Use of Method 3 in Joyner was inappropriate when use of that method would have ignored the fact that the employee's work was “inherently part-time and intermittent.” Joyner, 266 N.C. at 522, 146 S.E.2d at 450. Method 3 was equally inappropriate when use of that method would have ignored the fact that a bus driver only worked ten months out of the year and Method 3 would treat her as if she worked all twelve months. Conyers, 188 N.C.App. at 259, 654 S.E.2d at 750. And, in the present case, the use of Method 3 is equally inappropriate, where use of that method ignores the uncontroverted evidence that Plaintiff worked for months after her 10 February 2011 injury at a higher frequency and at a higher rate of pay. Method 3 does not “most nearly approximate the amount which [Plaintiff] would be earning were it not for the injury,” Tedder, 238 N.C.App. at 175, 767 S.E.2d at 103 (citation omitted), and thus its use is not “fair and just” to Plaintiff as required by N.C.G.S. § 97-2(5).

III. Conclusion

For the reasons stated, the Commission erred in utilizing Method 3 to calculate Plaintiff's average weekly wage. The opinion and award of the Commission is reversed, and this case is remanded to the Commission for a determination of Plaintiff's average weekly wages utilizing Method 5, and appropriately considering Plaintiff's post-injury work.

REVERSED AND REMANDED.

FOOTNOTES

1.   Liles cited to N.C. Gen. Stat. § 97-2(e) (1956), the predecessor statute and section to the present-day N.C.G.S. § 97-2(5).
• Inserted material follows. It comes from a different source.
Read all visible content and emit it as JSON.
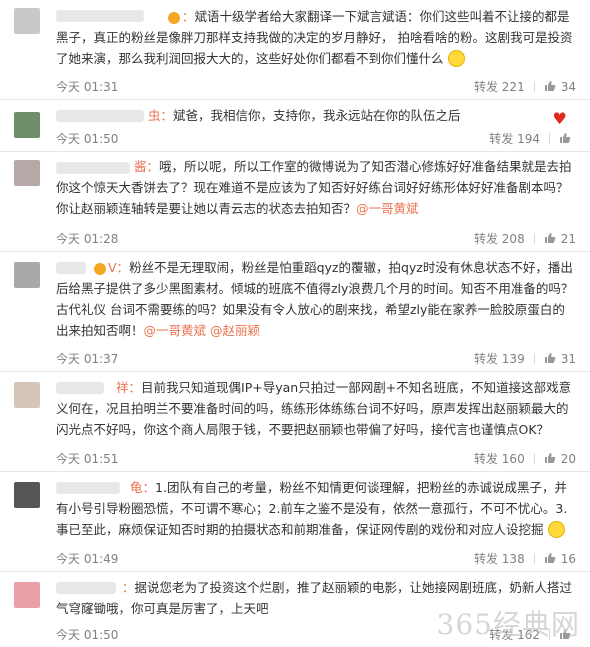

2.   The facts of this case are decidedly unlike those in Tedder, where the employee was “a temporary employee hired to work for a limited time period of seven weeks.” Tedder, 238 N.C.App. at 172, 767 S.E.2d at 101; see also id. at 176, 767 S.E.2d at 103 (“[I]n calculating average weekly wages for employees in temporary positions, the Commission must consider the number of weeks the employee would have been employed in that temporary position relative to a 52-week time period.”).

McGEE, Chief Judge.

Judges HUNTER, JR. and ZACHARY concur.